While researchers cannot definitively determine whether the differences indicate underdiagnosis or overdiagnosis, areas with lower-than-expected diagnosis rates for dementia might leverage these findings to identify barriers preventing accurate diagnoses.
“The focus should be on identifying individuals with cognitive issues sooner, yet our data indicates that the younger demographic of Medicare participants shows the greatest variation,” said Bynum. “For communities and health systems, this should encourage initiatives aimed at increasing knowledge and access to services. For individuals, it emphasizes the need to advocate for cognitive assessments and support.”
Bynum mentions that Medicare includes a cognitive screening as part of the annual wellness visit for each enrollee.

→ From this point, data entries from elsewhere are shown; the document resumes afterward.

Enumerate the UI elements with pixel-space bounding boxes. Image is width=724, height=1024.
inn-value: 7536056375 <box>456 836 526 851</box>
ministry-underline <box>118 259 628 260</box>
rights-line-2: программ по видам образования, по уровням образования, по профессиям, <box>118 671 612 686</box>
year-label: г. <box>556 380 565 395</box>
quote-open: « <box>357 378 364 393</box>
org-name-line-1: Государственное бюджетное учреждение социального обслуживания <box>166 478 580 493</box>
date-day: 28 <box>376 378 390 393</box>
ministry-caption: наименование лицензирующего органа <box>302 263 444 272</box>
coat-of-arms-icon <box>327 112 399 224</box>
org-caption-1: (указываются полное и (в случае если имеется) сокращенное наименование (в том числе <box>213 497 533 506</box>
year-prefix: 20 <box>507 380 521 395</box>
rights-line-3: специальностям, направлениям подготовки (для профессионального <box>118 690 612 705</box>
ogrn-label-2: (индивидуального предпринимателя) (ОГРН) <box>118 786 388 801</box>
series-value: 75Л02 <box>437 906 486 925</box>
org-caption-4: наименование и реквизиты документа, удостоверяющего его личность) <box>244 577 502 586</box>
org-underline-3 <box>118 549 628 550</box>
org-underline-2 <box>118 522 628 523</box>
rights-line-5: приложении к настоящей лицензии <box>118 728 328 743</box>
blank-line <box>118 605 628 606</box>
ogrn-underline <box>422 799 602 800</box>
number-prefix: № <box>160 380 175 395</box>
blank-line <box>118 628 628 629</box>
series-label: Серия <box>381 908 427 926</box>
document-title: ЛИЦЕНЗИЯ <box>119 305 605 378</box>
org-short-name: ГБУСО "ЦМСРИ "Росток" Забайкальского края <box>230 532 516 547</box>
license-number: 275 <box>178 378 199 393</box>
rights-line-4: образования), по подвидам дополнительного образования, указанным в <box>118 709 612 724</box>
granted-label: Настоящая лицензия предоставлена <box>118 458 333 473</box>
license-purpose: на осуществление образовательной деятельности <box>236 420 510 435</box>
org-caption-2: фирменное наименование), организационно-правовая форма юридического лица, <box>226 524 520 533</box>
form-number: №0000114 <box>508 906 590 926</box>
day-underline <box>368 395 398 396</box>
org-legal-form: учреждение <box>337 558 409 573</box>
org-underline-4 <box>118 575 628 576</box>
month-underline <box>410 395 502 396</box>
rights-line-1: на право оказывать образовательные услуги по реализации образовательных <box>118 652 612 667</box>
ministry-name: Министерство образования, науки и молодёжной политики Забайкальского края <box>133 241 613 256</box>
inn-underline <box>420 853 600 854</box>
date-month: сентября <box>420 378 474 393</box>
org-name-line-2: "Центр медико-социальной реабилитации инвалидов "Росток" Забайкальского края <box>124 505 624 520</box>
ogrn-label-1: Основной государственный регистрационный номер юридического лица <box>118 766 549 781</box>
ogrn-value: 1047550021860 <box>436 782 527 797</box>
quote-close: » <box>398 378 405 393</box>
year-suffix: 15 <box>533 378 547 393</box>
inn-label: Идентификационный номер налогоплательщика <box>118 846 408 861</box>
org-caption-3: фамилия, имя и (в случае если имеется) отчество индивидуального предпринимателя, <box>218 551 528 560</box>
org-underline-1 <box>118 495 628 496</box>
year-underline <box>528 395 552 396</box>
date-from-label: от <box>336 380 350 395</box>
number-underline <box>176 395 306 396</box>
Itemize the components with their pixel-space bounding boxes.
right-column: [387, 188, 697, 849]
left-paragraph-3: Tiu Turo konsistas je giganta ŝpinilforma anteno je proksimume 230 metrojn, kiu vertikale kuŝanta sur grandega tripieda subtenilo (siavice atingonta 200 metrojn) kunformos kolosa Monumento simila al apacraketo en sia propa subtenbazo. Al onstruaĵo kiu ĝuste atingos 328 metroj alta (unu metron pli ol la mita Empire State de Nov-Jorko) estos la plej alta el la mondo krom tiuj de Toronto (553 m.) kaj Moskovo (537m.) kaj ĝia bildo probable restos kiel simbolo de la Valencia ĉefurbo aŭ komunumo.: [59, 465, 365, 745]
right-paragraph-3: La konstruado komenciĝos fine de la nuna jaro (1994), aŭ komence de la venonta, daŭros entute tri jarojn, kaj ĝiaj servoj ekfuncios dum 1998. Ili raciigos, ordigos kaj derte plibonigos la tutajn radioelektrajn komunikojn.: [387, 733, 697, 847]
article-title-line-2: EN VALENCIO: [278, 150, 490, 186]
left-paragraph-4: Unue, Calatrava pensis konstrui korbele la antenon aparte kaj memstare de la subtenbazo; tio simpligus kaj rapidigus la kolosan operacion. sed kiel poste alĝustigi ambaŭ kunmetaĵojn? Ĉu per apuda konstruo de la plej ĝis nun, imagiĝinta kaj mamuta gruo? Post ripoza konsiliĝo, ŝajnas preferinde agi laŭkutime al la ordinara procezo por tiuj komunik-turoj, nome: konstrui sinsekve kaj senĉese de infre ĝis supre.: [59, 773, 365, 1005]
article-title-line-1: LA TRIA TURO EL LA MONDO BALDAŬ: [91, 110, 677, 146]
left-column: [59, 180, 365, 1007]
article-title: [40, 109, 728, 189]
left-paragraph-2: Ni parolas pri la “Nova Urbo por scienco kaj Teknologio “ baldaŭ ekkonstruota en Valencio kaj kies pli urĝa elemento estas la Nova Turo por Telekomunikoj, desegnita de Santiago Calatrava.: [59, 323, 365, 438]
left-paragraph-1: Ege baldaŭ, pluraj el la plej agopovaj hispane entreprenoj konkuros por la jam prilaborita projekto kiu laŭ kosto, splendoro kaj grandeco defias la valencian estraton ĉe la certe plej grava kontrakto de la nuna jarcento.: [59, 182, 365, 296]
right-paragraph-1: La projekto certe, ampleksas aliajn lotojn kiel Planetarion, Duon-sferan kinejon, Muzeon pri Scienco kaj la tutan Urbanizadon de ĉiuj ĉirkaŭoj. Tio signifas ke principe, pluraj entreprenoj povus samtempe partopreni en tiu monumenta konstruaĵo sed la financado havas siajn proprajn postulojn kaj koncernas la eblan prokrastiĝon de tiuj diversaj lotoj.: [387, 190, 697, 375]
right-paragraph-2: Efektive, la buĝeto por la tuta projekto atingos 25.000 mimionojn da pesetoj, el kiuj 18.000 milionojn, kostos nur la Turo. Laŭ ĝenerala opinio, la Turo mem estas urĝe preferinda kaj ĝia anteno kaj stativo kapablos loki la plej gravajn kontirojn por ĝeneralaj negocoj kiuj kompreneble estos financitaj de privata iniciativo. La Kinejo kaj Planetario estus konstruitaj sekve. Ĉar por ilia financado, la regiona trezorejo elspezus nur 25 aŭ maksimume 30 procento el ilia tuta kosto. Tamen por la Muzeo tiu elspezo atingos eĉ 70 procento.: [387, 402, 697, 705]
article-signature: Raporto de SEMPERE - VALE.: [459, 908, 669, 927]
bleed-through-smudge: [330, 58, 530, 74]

Additionally, the new GUIDE model for dementia care launched by Medicare may improve the quality of care as it incentivizes healthcare practices to better coordinate dementia care and provide continuous access to trained providers.
Alongside Bynum, the study includes contributions from Slim Benloucif and Jonathan Martindale of the U-M Department of Internal Medicine, A. James O’Malley of Dartmouth College, and Matthew A. Davis, Ph.D., of the U-M School of Nursing and U-M Medical School’s Department of Learning Health Sciences.
Bynum and Davis are affiliated with the U-M Institute for Healthcare Policy and Innovation, serving as leaders of the Center to Accelerate Population Research in Alzheimer’s (CAPRA).
This research was funded by the National Institute on Aging of the National Institutes of Health (P01AG019783).